Khanh-Hoa Nguyen stirs a pot of green papaya and pigs’ feet soup. The clear broth and pale green chunks of unripe melon are redolent with fish sauce, the way her own mother prepared the soup after Nguyen’s sister gave birth.
After her second year at the University of California at Berkeley, Nguyen was spending the summer at her parents’ home in Los Angeles, watching her mother prepare big pots of Vietnamese postpartum foods for her sister.
“I don’t think I would have known if I didn’t go home that summer,” says Nguyen, who is now co-editing one of the most comprehensive English language cookbooks featuring traditional Asian foods for new mothers.
For generations, new Vietnamese mothers have eaten this stew, just as Korean mothers have downed bowls of seaweed soup and Chinese women have simmered pigs’ feet with ginger and vinegar. The food traditions stretch back for centuries, part of the practice of resting for the first 30 days after giving birth that is common throughout Asia.
In Chinese, it’s called zuo yuezi, or “sitting the month.” Vietnamese refer to it as nằm ổ, literally “lying in a nest.” The recipes for these foods are unlikely to be found in any cookbook. These postpartum tonics have traditionally been prepared by grandmothers and aunts; the ingredients and techniques passed down orally.
When Nguyen returned to Berkeley that fall, she took a course in Asian American and Pacific Islander community health. In that class, Dr. Marilyn Wong put out a call for students who were interested in documenting Asian postpartum traditions. Nguyen not only volunteered to do research, but led a group of 13 undergraduate students who spent the past two years interviewing relatives and collecting recipes spanning six Asian ethnicities: Vietnamese, Chinese, Korean, Hmong, Cambodian and Filipino. Together with Wong, Nguyen edited the cookbook From Mothers to Mother: A Collection of Traditional Asian Postpartum Recipes, which will be released this month.
Wong, a retired physician, says that in her 30 years of working in public health clinics in San Francisco and Oakland, Calif., she saw a lack of nutritional guidance for low-income immigrants and refugees, who may be living far from their grandmothers and aunts and their native foods. Doctors would simply tell a breastfeeding woman to drink plenty fluids and eat more calories, Wong says. Even with her degrees in medicine and public health, Wong doesn’t dismiss the value of Asian folk remedies.
“In Western medicine, we don’t pay enough attention to tradition. We just dismiss all that and start from scratch, because now we know what minerals and vitamins and molecules are,” muses Wong.

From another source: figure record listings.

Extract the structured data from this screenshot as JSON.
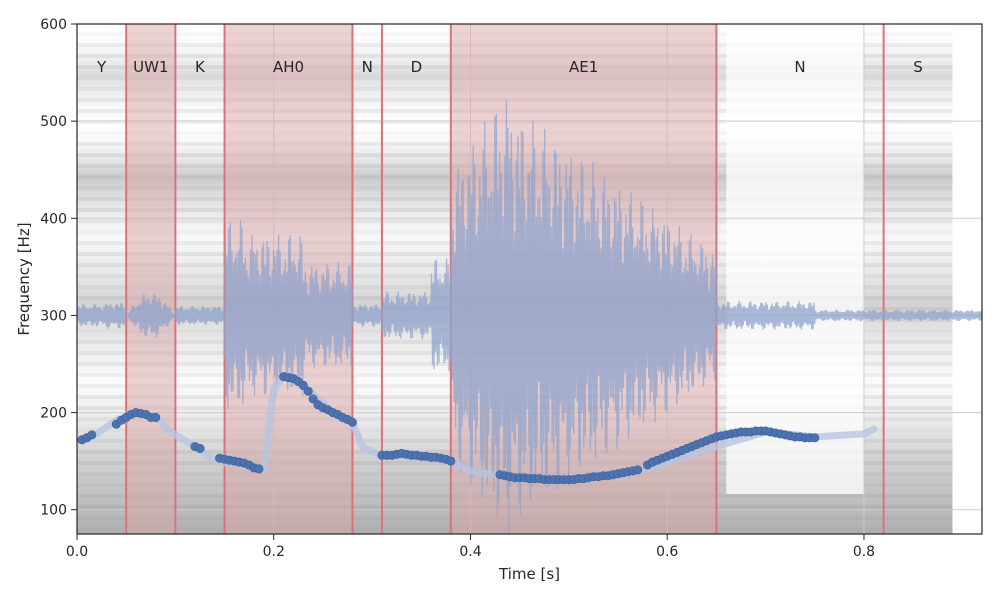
{
  "chart_data": {
    "type": "line",
    "xlabel": "Time [s]",
    "ylabel": "Frequency [Hz]",
    "xlim": [
      0.0,
      0.92
    ],
    "ylim": [
      75,
      600
    ],
    "x_ticks": [
      0.0,
      0.2,
      0.4,
      0.6,
      0.8
    ],
    "x_tick_labels": [
      "0.0",
      "0.2",
      "0.4",
      "0.6",
      "0.8"
    ],
    "y_ticks": [
      100,
      200,
      300,
      400,
      500,
      600
    ],
    "y_tick_labels": [
      "100",
      "200",
      "300",
      "400",
      "500",
      "600"
    ],
    "grid": true,
    "segments": [
      {
        "label": "Y",
        "start": 0.0,
        "end": 0.05
      },
      {
        "label": "UW1",
        "start": 0.05,
        "end": 0.1
      },
      {
        "label": "K",
        "start": 0.1,
        "end": 0.15
      },
      {
        "label": "AH0",
        "start": 0.15,
        "end": 0.28
      },
      {
        "label": "N",
        "start": 0.28,
        "end": 0.31
      },
      {
        "label": "D",
        "start": 0.31,
        "end": 0.38
      },
      {
        "label": "AE1",
        "start": 0.38,
        "end": 0.65
      },
      {
        "label": "N",
        "start": 0.65,
        "end": 0.82
      },
      {
        "label": "S",
        "start": 0.82,
        "end": 0.89
      }
    ],
    "shaded_segments": [
      "UW1",
      "AH0",
      "AE1"
    ],
    "boundary_lines": [
      0.05,
      0.1,
      0.15,
      0.28,
      0.31,
      0.38,
      0.65,
      0.82
    ],
    "pitch_contour": {
      "x": [
        0.005,
        0.02,
        0.04,
        0.06,
        0.08,
        0.095,
        0.12,
        0.14,
        0.16,
        0.18,
        0.19,
        0.2,
        0.21,
        0.23,
        0.25,
        0.265,
        0.28,
        0.29,
        0.31,
        0.33,
        0.35,
        0.37,
        0.38,
        0.4,
        0.45,
        0.5,
        0.55,
        0.6,
        0.62,
        0.65,
        0.7,
        0.75,
        0.8,
        0.81
      ],
      "y": [
        172,
        178,
        192,
        200,
        195,
        180,
        165,
        150,
        147,
        143,
        141,
        225,
        237,
        228,
        210,
        195,
        190,
        165,
        155,
        155,
        154,
        152,
        150,
        140,
        132,
        132,
        135,
        148,
        155,
        165,
        180,
        175,
        178,
        183
      ]
    },
    "pitch_points": {
      "x": [
        0.005,
        0.01,
        0.015,
        0.04,
        0.045,
        0.05,
        0.055,
        0.06,
        0.065,
        0.07,
        0.075,
        0.08,
        0.12,
        0.125,
        0.145,
        0.15,
        0.155,
        0.16,
        0.165,
        0.17,
        0.175,
        0.18,
        0.185,
        0.21,
        0.215,
        0.22,
        0.225,
        0.23,
        0.235,
        0.24,
        0.245,
        0.25,
        0.255,
        0.26,
        0.265,
        0.27,
        0.275,
        0.28,
        0.31,
        0.315,
        0.32,
        0.325,
        0.33,
        0.335,
        0.34,
        0.345,
        0.35,
        0.355,
        0.36,
        0.365,
        0.37,
        0.375,
        0.38,
        0.43,
        0.435,
        0.44,
        0.445,
        0.45,
        0.455,
        0.46,
        0.465,
        0.47,
        0.475,
        0.48,
        0.485,
        0.49,
        0.495,
        0.5,
        0.505,
        0.51,
        0.515,
        0.52,
        0.525,
        0.53,
        0.535,
        0.54,
        0.545,
        0.55,
        0.555,
        0.56,
        0.565,
        0.57,
        0.58,
        0.585,
        0.59,
        0.595,
        0.6,
        0.605,
        0.61,
        0.615,
        0.62,
        0.625,
        0.63,
        0.635,
        0.64,
        0.645,
        0.65,
        0.655,
        0.66,
        0.665,
        0.67,
        0.675,
        0.68,
        0.685,
        0.69,
        0.695,
        0.7,
        0.705,
        0.71,
        0.715,
        0.72,
        0.725,
        0.73,
        0.735,
        0.74,
        0.745,
        0.75
      ],
      "y": [
        172,
        174,
        177,
        188,
        192,
        195,
        198,
        200,
        199,
        198,
        195,
        195,
        165,
        163,
        153,
        152,
        151,
        150,
        149,
        148,
        146,
        143,
        142,
        237,
        236,
        235,
        232,
        228,
        222,
        214,
        208,
        205,
        203,
        200,
        198,
        195,
        193,
        190,
        156,
        156,
        156,
        157,
        158,
        157,
        156,
        156,
        155,
        155,
        154,
        154,
        153,
        152,
        150,
        136,
        135,
        134,
        133,
        133,
        133,
        132,
        132,
        132,
        131,
        131,
        131,
        131,
        131,
        131,
        131,
        132,
        132,
        133,
        134,
        134,
        135,
        135,
        136,
        137,
        138,
        139,
        140,
        141,
        146,
        149,
        151,
        153,
        155,
        157,
        159,
        161,
        163,
        165,
        167,
        169,
        171,
        173,
        175,
        176,
        177,
        178,
        179,
        180,
        180,
        180,
        181,
        181,
        181,
        180,
        179,
        178,
        177,
        176,
        175,
        175,
        174,
        174,
        174
      ]
    },
    "waveform": {
      "center": 300,
      "color": "#8fa3cc"
    }
  }
}
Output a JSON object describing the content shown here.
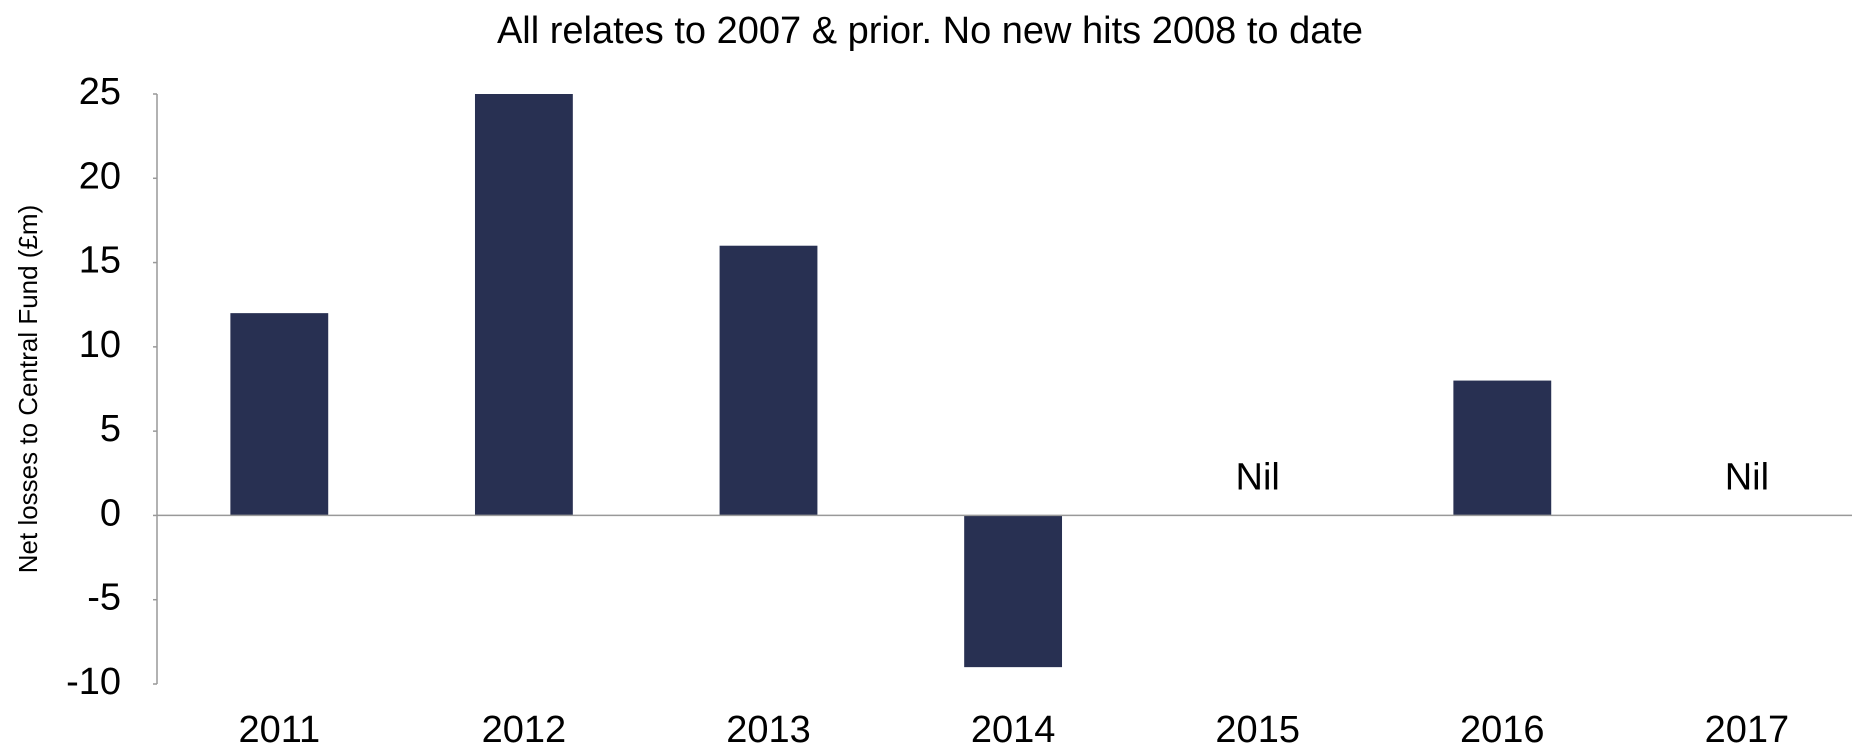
{
  "chart_data": {
    "type": "bar",
    "title": "All relates to 2007 & prior. No new hits 2008 to date",
    "y_label": "Net losses to Central Fund (£m)",
    "categories": [
      "2011",
      "2012",
      "2013",
      "2014",
      "2015",
      "2016",
      "2017"
    ],
    "values": [
      12,
      25,
      16,
      -9,
      0,
      8,
      0
    ],
    "value_labels": [
      null,
      null,
      null,
      null,
      "Nil",
      null,
      "Nil"
    ],
    "color": "#283052",
    "ylim": [
      -10,
      25
    ],
    "yticks": [
      -10,
      -5,
      0,
      5,
      10,
      15,
      20,
      25
    ],
    "grid": false
  }
}
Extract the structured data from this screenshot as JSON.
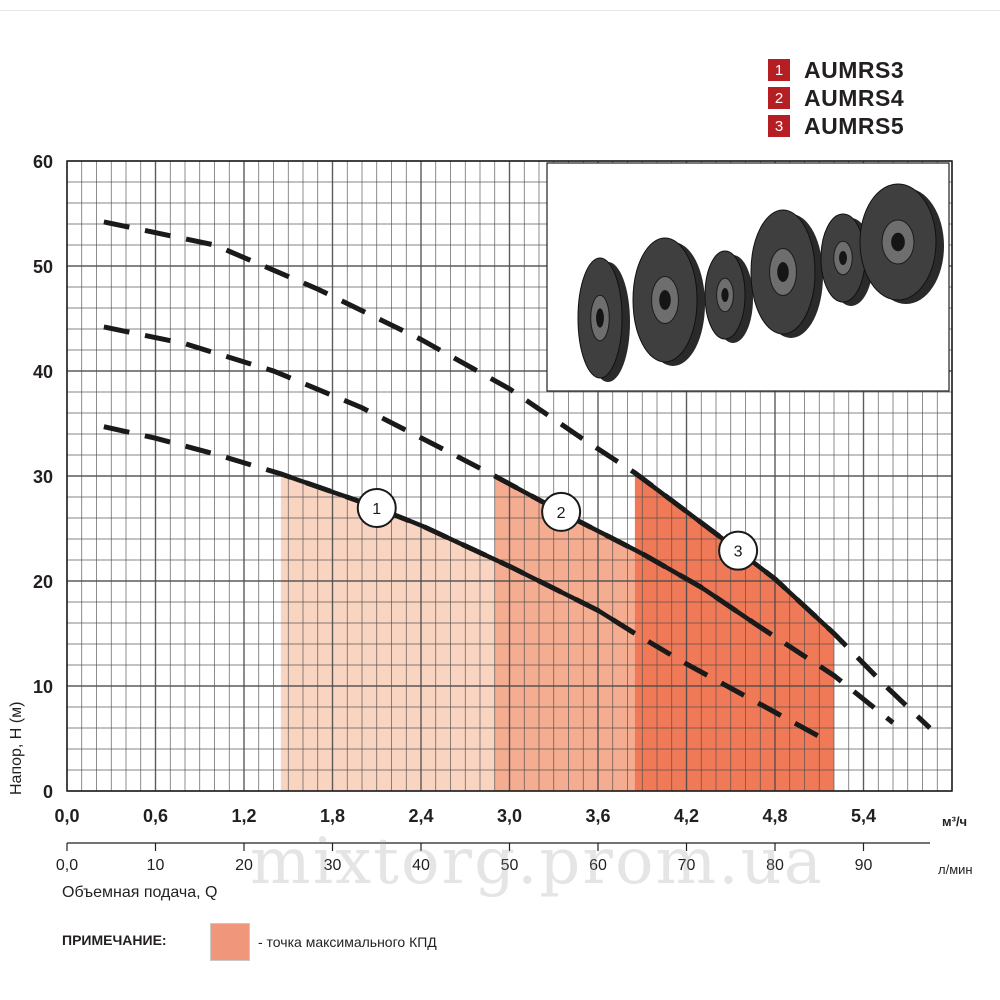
{
  "legend": [
    {
      "num": "1",
      "name": "AUMRS3"
    },
    {
      "num": "2",
      "name": "AUMRS4"
    },
    {
      "num": "3",
      "name": "AUMRS5"
    }
  ],
  "note": {
    "label": "ПРИМЕЧАНИЕ:",
    "text": "- точка максимального КПД"
  },
  "watermark": "mixtorg.prom.ua",
  "colors": {
    "badge": "#b51f24",
    "region1": "#f9d4c1",
    "region2": "#f5ad91",
    "region3": "#f07a58",
    "curve": "#1a1a1a",
    "grid": "#4a4a4a"
  },
  "chart_data": {
    "type": "line",
    "ylabel": "Напор, Н (м)",
    "xlabel": "Объемная подача, Q",
    "x_unit_primary": "м³/ч",
    "x_unit_secondary": "л/мин",
    "ylim": [
      0,
      60
    ],
    "xlim": [
      0,
      6
    ],
    "yticks": [
      "0",
      "10",
      "20",
      "30",
      "40",
      "50",
      "60"
    ],
    "xticks_primary": [
      "0,0",
      "0,6",
      "1,2",
      "1,8",
      "2,4",
      "3,0",
      "3,6",
      "4,2",
      "4,8",
      "5,4"
    ],
    "xticks_secondary": [
      "0,0",
      "10",
      "20",
      "30",
      "40",
      "50",
      "60",
      "70",
      "80",
      "90"
    ],
    "grid": true,
    "series": [
      {
        "name": "AUMRS3",
        "label": "1",
        "points": [
          [
            0.25,
            34.7
          ],
          [
            0.6,
            33.6
          ],
          [
            1.0,
            32.1
          ],
          [
            1.45,
            30.2
          ],
          [
            2.0,
            27.5
          ],
          [
            2.4,
            25.3
          ],
          [
            3.0,
            21.4
          ],
          [
            3.6,
            17.2
          ],
          [
            3.85,
            15.0
          ],
          [
            4.2,
            12.1
          ],
          [
            4.8,
            7.5
          ],
          [
            5.15,
            4.8
          ]
        ],
        "solid_range": [
          1.45,
          3.85
        ],
        "label_at": 2.1,
        "region": [
          1.45,
          3.85
        ]
      },
      {
        "name": "AUMRS4",
        "label": "2",
        "points": [
          [
            0.25,
            44.2
          ],
          [
            0.8,
            42.6
          ],
          [
            1.4,
            40.0
          ],
          [
            2.0,
            36.5
          ],
          [
            2.6,
            32.2
          ],
          [
            2.9,
            30.0
          ],
          [
            3.4,
            26.2
          ],
          [
            3.9,
            22.6
          ],
          [
            4.3,
            19.4
          ],
          [
            4.7,
            15.6
          ],
          [
            5.2,
            11.0
          ],
          [
            5.6,
            6.5
          ]
        ],
        "solid_range": [
          2.9,
          4.7
        ],
        "label_at": 3.35,
        "region": [
          2.9,
          4.7
        ]
      },
      {
        "name": "AUMRS5",
        "label": "3",
        "points": [
          [
            0.25,
            54.2
          ],
          [
            1.0,
            52.0
          ],
          [
            1.7,
            47.8
          ],
          [
            2.4,
            43.0
          ],
          [
            3.0,
            38.3
          ],
          [
            3.5,
            33.5
          ],
          [
            3.85,
            30.3
          ],
          [
            4.4,
            24.5
          ],
          [
            4.8,
            20.2
          ],
          [
            5.2,
            15.0
          ],
          [
            5.55,
            10.0
          ],
          [
            5.85,
            6.0
          ]
        ],
        "solid_range": [
          3.85,
          5.2
        ],
        "label_at": 4.55,
        "region": [
          3.85,
          5.2
        ]
      }
    ]
  }
}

She points out that the Chinese technique of braising pigs’ feet with ginger and vinegar makes them especially nutritious. “The vinegar probably leeches out the calcium from the bones. That’s what you need, the calcium. Women will have loss of bone mass from breastfeeding. In the old times, they could not verbalize it that way, but they knew that women who did this did better than women who didn’t.”
These traditional soups can be hard for younger or more assimilated women to swallow. Even though she spent her childhood in Vietnam, Nguyen’s sister initially dismissed these stews. But worried that she might not produce enough milk, she gave them a try. “And it really helped my sister with breastfeeding,” says Nguyen.
Soups play a big role in all six cultures represented in From Mothers to Mothers, although the recipes also include dishes such as Cambodian caramelized pork belly and Tulia clams with tomatoes and ginger. Nguyen and the other students interviewed family members to learn the cooking methods, and then practiced making them at Wong’s home in the Berkeley Hills and at their own apartments.
“Sometimes we’d have to call mom,” Nguyen laughs.
“When you say a ‘pinch,’ what is that?” Wong interjects.
Across the range of cultures and geography, some trends emerged. “Papaya is also used in Chinese postpartum recipes and Cambodian postpartum recipes,” notes Nguyen. “Pork belly is also used in Vietnamese, Cambodian and Chinese cultures. Ginger is a very common postpartum ingredient.”
And perhaps there is another ingredient in these stews which helps new mothers to recuperate: community. “The whole village would be there and people would be cooking and taking care of your baby,” says Wong of the postpartum practices in pre-industrial China. “The mothers were really pampered.”
After three semesters of research, the students recorded 30 recipes, each of them printed in English and in its native language. Students have also crowdfunded more than $7,300 to donate nearly 500 copies of the book to Bay Area clinics and nonprofit groups serving low-income Asian Americans.
From Mothers to Mothers will be sold at Eastwind Books in Berkeley and online. Wong hopes there will be a second phase to this project, perhaps to study postpartum food traditions of South Asia or the Middle East.